Pengertian yang pertama, bahwa
bacaan ayat-ayat Qur’an bisa mengusir Jin, sudah terbantahkan dengan dua kisah
kemarin. Yaitu pertama kisah gadis kesurupan yang mengoreksi bacaan orang yang
akan menyadarkannya: “Pakai idgham bighunnah g*bl*k!” Kalau memang benar gadis
itu kemasukan Jin, tentunya si Jin akan langsung lari. Dan si gadis akan
langsung sadar ketika diruqyah.
Maka, pemahaman ada Jin sosok
metafisika yang bisa masuk ke dalam diri seseorang, itu salah. Begitu juga. Pemahaman
bacaan ayat-ayat Qur’an untuk mengusir Jin, juga salah. Jadi fenomena ada orang
kesurupan kemudian ada orang yang berusaha menyadarkannya dengan ayat-ayat Qur’an,
dengan maksud mengeluarkan Jin tersebut, adalah kesalahan pangkat dua.
Kedua, adalah kisah gadis yang
malah kesurupan ketika diruqyah. Padahal awalnya gadis itu biasa-biasa saja. Normal-normal
saja. Sehat-sehat saja. Tapi ketika dalam proses ruqyah masal itu, gadis
tersebut malah kesurupan. Ingat, tim peruqyah itu sudah profesional! Mereka
diundang ke sekolah itu, memang karena menamakan diri sebagai peruqyah profesional!!
Jadi, pemahaman ayat-ayat Qur’an
digunakan untuk mengusir Jin gaib metafisika itu, tidak tepat. Alias keliru. Alias
salah. Baik secara teoritis. Maupun praktik di lapangan langsung. Memang kalau
kita cari dalam Qur’an, tidak ada informasi kepada kita yang menyatakan bahwa
ayat-ayat Qur’an bisa digunakan untuk mengusir Jin gaib metafisika itu. Sekali
lagi, tidak ada!
Ruqyah itu berasal dari kata roqoo
yang berarti naik. Roqiytu fi al-daraj wa al-sullam, aku menaiki (anak)
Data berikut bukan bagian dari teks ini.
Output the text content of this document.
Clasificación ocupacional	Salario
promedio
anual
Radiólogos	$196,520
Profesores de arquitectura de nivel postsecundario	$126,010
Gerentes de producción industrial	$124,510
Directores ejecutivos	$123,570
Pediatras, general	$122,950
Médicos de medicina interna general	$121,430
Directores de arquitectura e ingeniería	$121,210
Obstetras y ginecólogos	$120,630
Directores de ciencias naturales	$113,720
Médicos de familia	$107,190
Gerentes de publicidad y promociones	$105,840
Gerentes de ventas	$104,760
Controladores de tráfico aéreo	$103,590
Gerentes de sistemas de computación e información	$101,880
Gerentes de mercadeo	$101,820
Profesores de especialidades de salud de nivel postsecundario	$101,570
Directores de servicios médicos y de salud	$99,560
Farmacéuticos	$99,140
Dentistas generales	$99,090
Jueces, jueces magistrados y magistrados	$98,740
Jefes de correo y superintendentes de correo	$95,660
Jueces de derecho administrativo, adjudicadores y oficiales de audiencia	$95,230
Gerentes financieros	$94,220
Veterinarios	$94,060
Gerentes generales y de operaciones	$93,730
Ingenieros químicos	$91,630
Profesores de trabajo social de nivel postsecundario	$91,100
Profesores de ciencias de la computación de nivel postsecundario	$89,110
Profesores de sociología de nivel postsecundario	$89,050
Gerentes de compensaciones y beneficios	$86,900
tangga. Menek ondo, bahasa Jawanya. Begitu juga arqoo, ruqiyan,
irtaqoo, berarti mendaki. Ayat-ayat Qur’an yang menggunakan kata ini,
antara lain sebagai berikut:
QS. Shad[38]: 10
أَمْ لَهُمْ مُلْكُ
السَّمَاوَاتِ وَالْأَرْضِ وَمَا بَيْنَهُمَا ۖ فَلْيَرْتَقُوا فِي الْأَسْبَابِ
Atau apakah bagi mereka kerajaan
langit dan bumi dan yang ada di antara keduanya? (Jika ada), maka hendaklah
mereka MENAIKI tangga-tangga (ke langit).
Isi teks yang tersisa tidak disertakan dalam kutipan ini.